Strings and Runes in Chapel

use IO;

proc main() {
    const s = "สวัสดี";

    // Since strings are arrays of bytes in Chapel, this
    // will produce the length of the raw bytes stored within.
    writeln("Len: ", s.numBytes);

    // Indexing into a string produces the raw byte values at
    // each index. This loop generates the hex values of all
    // the bytes that constitute the code points in `s`.
    for i in 0..#s.numBytes {
        write("%02x ".format(s[i].toByte()));
    }
    writeln();

    // To count how many characters are in a string, we can use
    // the `numCodepoints` method. Note that some Thai characters
    // are represented by UTF-8 code points that can span multiple
    // bytes, so the result of this count may be surprising.
    writeln("Character count: ", s.numCodepoints);

    // Chapel's `string` type handles multi-byte characters automatically.
    // We can iterate over the string to get each character (codepoint).
    for (idx, char) in zip(0.., s.codepoints()) {
        writef("U+%04x '%s' starts at %d\n", char.asciiValue, char, idx);
    }

    writeln("\nUsing manual iteration");
    var i = 0;
    for char in s.codepoints() {
        writef("U+%04x '%s' starts at %d\n", char.asciiValue, char, i);
        i += char.numBytes;
        examineChar(char);
    }
}

proc examineChar(c: string) {
    // We can compare a character value to a character literal directly.
    if c == "t" {
        writeln("found tee");
    } else if c == "ส" {
        writeln("found so sua");
    }
}

This Chapel code demonstrates working with strings and characters (codepoints) in a manner similar to the original example. Here are some key points about the translation:

  1. Chapel uses the use statement to import modules, similar to Go’s import.

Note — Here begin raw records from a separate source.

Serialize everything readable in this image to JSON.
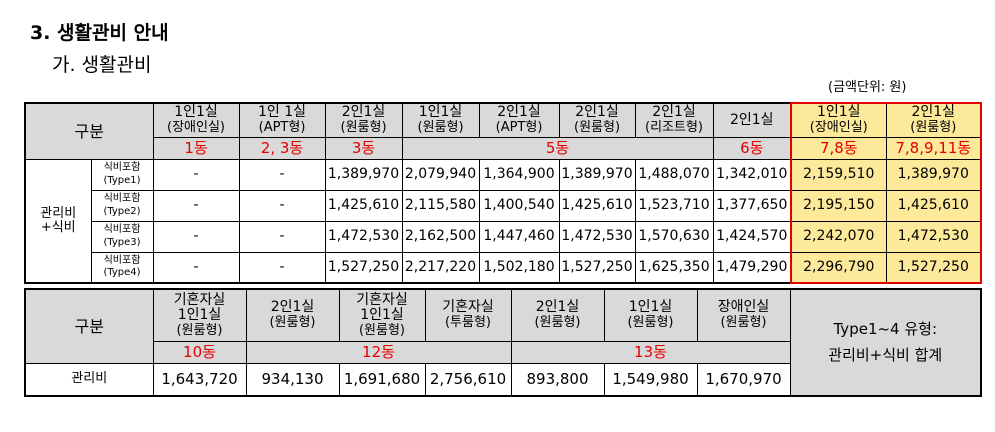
{
  "section": {
    "heading": "3. 생활관비 안내",
    "subheading": "가. 생활관비",
    "unit_note": "(금액단위: 원)"
  },
  "table1": {
    "category_label": "구분",
    "columns": [
      {
        "line1": "1인1실",
        "line2": "(장애인실)"
      },
      {
        "line1": "1인 1실",
        "line2": "(APT형)"
      },
      {
        "line1": "2인1실",
        "line2": "(원룸형)"
      },
      {
        "line1": "1인1실",
        "line2": "(원룸형)"
      },
      {
        "line1": "2인1실",
        "line2": "(APT형)"
      },
      {
        "line1": "2인1실",
        "line2": "(원룸형)"
      },
      {
        "line1": "2인1실",
        "line2": "(리조트형)"
      },
      {
        "line1": "2인1실",
        "line2": ""
      },
      {
        "line1": "1인1실",
        "line2": "(장애인실)"
      },
      {
        "line1": "2인1실",
        "line2": "(원룸형)"
      }
    ],
    "buildings": [
      "1동",
      "2, 3동",
      "3동",
      "5동",
      "6동",
      "7,8동",
      "7,8,9,11동"
    ],
    "group_label": "관리비\n+식비",
    "rows": [
      {
        "type_line1": "식비포함",
        "type_line2": "(Type1)",
        "values": [
          "-",
          "-",
          "1,389,970",
          "2,079,940",
          "1,364,900",
          "1,389,970",
          "1,488,070",
          "1,342,010",
          "2,159,510",
          "1,389,970"
        ]
      },
      {
        "type_line1": "식비포함",
        "type_line2": "(Type2)",
        "values": [
          "-",
          "-",
          "1,425,610",
          "2,115,580",
          "1,400,540",
          "1,425,610",
          "1,523,710",
          "1,377,650",
          "2,195,150",
          "1,425,610"
        ]
      },
      {
        "type_line1": "식비포함",
        "type_line2": "(Type3)",
        "values": [
          "-",
          "-",
          "1,472,530",
          "2,162,500",
          "1,447,460",
          "1,472,530",
          "1,570,630",
          "1,424,570",
          "2,242,070",
          "1,472,530"
        ]
      },
      {
        "type_line1": "식비포함",
        "type_line2": "(Type4)",
        "values": [
          "-",
          "-",
          "1,527,250",
          "2,217,220",
          "1,502,180",
          "1,527,250",
          "1,625,350",
          "1,479,290",
          "2,296,790",
          "1,527,250"
        ]
      }
    ],
    "highlight_color": "#fde99a",
    "accent_color": "#e30000"
  },
  "table2": {
    "category_label": "구분",
    "columns": [
      {
        "lines": [
          "기혼자실",
          "1인1실",
          "(원룸형)"
        ]
      },
      {
        "lines": [
          "2인1실",
          "(원룸형)"
        ]
      },
      {
        "lines": [
          "기혼자실",
          "1인1실",
          "(원룸형)"
        ]
      },
      {
        "lines": [
          "기혼자실",
          "(투룸형)"
        ]
      },
      {
        "lines": [
          "2인1실",
          "(원룸형)"
        ]
      },
      {
        "lines": [
          "1인1실",
          "(원룸형)"
        ]
      },
      {
        "lines": [
          "장애인실",
          "(원룸형)"
        ]
      }
    ],
    "buildings": [
      "10동",
      "12동",
      "13동"
    ],
    "note_line1": "Type1~4 유형:",
    "note_line2": "관리비+식비 합계",
    "row_label": "관리비",
    "values": [
      "1,643,720",
      "934,130",
      "1,691,680",
      "2,756,610",
      "893,800",
      "1,549,980",
      "1,670,970"
    ]
  }
}
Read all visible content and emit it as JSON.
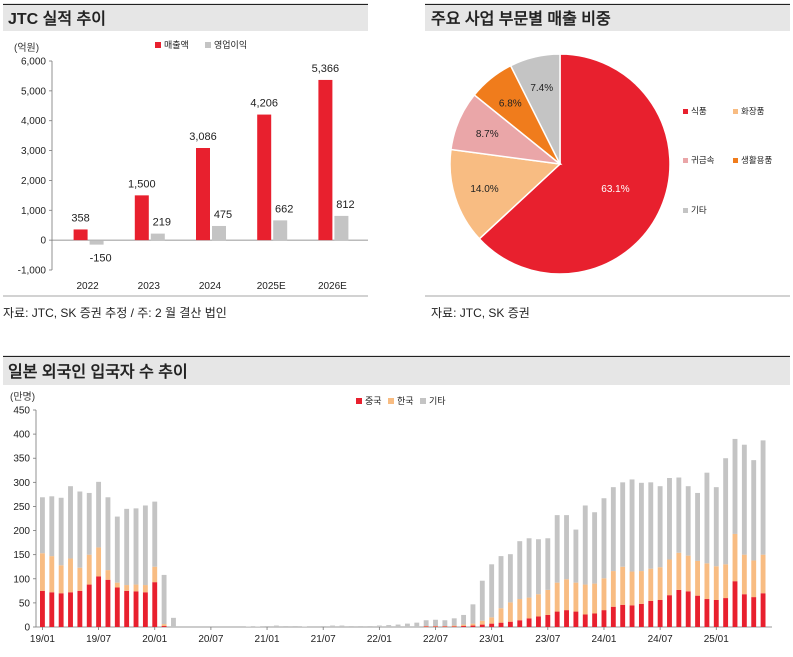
{
  "colors": {
    "header_bg": "#e6e6e6",
    "red": "#e8202e",
    "gray": "#c4c4c4",
    "peach": "#f8bc82",
    "pink": "#eaa6a8",
    "orange": "#f07c1c",
    "text": "#222222",
    "axis": "#777777"
  },
  "panel1": {
    "title": "JTC 실적 추이",
    "unit": "(억원)",
    "source": "자료: JTC, SK 증권 추정 / 주: 2 월 결산 법인"
  },
  "panel2": {
    "title": "주요 사업 부문별 매출 비중",
    "source": "자료: JTC, SK 증권"
  },
  "panel3": {
    "title": "일본 외국인 입국자 수 추이",
    "unit": "(만명)"
  },
  "chart_data": [
    {
      "type": "bar",
      "title": "JTC 실적 추이",
      "ylabel": "(억원)",
      "categories": [
        "2022",
        "2023",
        "2024",
        "2025E",
        "2026E"
      ],
      "series": [
        {
          "name": "매출액",
          "values": [
            358,
            1500,
            3086,
            4206,
            5366
          ],
          "labels": [
            "358",
            "1,500",
            "3,086",
            "4,206",
            "5,366"
          ]
        },
        {
          "name": "영업이익",
          "values": [
            -150,
            219,
            475,
            662,
            812
          ],
          "labels": [
            "-150",
            "219",
            "475",
            "662",
            "812"
          ]
        }
      ],
      "ylim": [
        -1000,
        6000
      ],
      "yticks": [
        -1000,
        0,
        1000,
        2000,
        3000,
        4000,
        5000,
        6000
      ],
      "ytick_labels": [
        "-1,000",
        "0",
        "1,000",
        "2,000",
        "3,000",
        "4,000",
        "5,000",
        "6,000"
      ],
      "legend": "top-center"
    },
    {
      "type": "pie",
      "title": "주요 사업 부문별 매출 비중",
      "slices": [
        {
          "name": "식품",
          "value": 63.1,
          "label": "63.1%"
        },
        {
          "name": "화장품",
          "value": 14.0,
          "label": "14.0%"
        },
        {
          "name": "귀금속",
          "value": 8.7,
          "label": "8.7%"
        },
        {
          "name": "생활용품",
          "value": 6.8,
          "label": "6.8%"
        },
        {
          "name": "기타",
          "value": 7.4,
          "label": "7.4%"
        }
      ],
      "legend": "right"
    },
    {
      "type": "bar",
      "stacked": true,
      "title": "일본 외국인 입국자 수 추이",
      "ylabel": "(만명)",
      "ylim": [
        0,
        450
      ],
      "yticks": [
        0,
        50,
        100,
        150,
        200,
        250,
        300,
        350,
        400,
        450
      ],
      "x_tick_labels": [
        "19/01",
        "19/07",
        "20/01",
        "20/07",
        "21/01",
        "21/07",
        "22/01",
        "22/07",
        "23/01",
        "23/07",
        "24/01",
        "24/07",
        "25/01"
      ],
      "x_tick_every": 6,
      "series": [
        {
          "name": "중국",
          "values": [
            75,
            72,
            70,
            72,
            75,
            88,
            105,
            98,
            82,
            75,
            74,
            72,
            93,
            2,
            0,
            0,
            0,
            0,
            0,
            0,
            0,
            0,
            0,
            0,
            0,
            0,
            0,
            0,
            0,
            0,
            0,
            0,
            0,
            0,
            0,
            0,
            0,
            0,
            0,
            0,
            0,
            1,
            1,
            1,
            1,
            2,
            3,
            5,
            7,
            9,
            11,
            14,
            18,
            22,
            25,
            32,
            35,
            32,
            26,
            28,
            35,
            42,
            46,
            45,
            48,
            54,
            56,
            66,
            77,
            74,
            65,
            58,
            56,
            60,
            95,
            68,
            62,
            70
          ]
        },
        {
          "name": "한국",
          "values": [
            78,
            75,
            58,
            70,
            48,
            62,
            60,
            20,
            10,
            12,
            14,
            15,
            32,
            4,
            0,
            0,
            0,
            0,
            0,
            0,
            0,
            0,
            0,
            0,
            0,
            0,
            0,
            0,
            0,
            0,
            0,
            0,
            0,
            0,
            0,
            0,
            0,
            0,
            0,
            0,
            0,
            1,
            1,
            1,
            2,
            3,
            4,
            8,
            13,
            30,
            40,
            44,
            43,
            46,
            52,
            60,
            64,
            60,
            62,
            62,
            66,
            74,
            79,
            70,
            68,
            67,
            68,
            74,
            77,
            74,
            72,
            74,
            70,
            70,
            98,
            82,
            76,
            80
          ]
        },
        {
          "name": "기타",
          "values": [
            116,
            124,
            140,
            150,
            158,
            128,
            136,
            151,
            137,
            158,
            158,
            165,
            135,
            102,
            19,
            0,
            0,
            0,
            0,
            0,
            0,
            0,
            1,
            1,
            2,
            3,
            2,
            2,
            1,
            0,
            2,
            3,
            3,
            2,
            2,
            2,
            3,
            4,
            5,
            7,
            9,
            12,
            13,
            12,
            15,
            20,
            40,
            83,
            110,
            108,
            100,
            120,
            123,
            114,
            107,
            140,
            133,
            110,
            164,
            148,
            166,
            174,
            175,
            191,
            183,
            179,
            168,
            169,
            156,
            144,
            141,
            188,
            164,
            220,
            197,
            228,
            208,
            237
          ]
        }
      ],
      "legend": "top-center"
    }
  ]
}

  2. The main procedure in Chapel is equivalent to the main function in Go.

  3. Chapel’s string type is similar to Go’s, representing UTF-8 encoded text.

  4. Chapel provides methods like numBytes and numCodepoints to work with string lengths.

  5. Iteration over string characters (codepoints) is done using the codepoints() iterator.

  6. Chapel doesn’t have a built-in rune type, so we use string of length 1 to represent individual characters.

  7. The examineChar procedure demonstrates how to compare individual characters.

  8. Chapel’s string formatting uses writef and % placeholders, similar to C’s printf.

This code provides similar functionality to the Go example, allowing you to examine the bytes, codepoints, and characters of a UTF-8 encoded string in Chapel.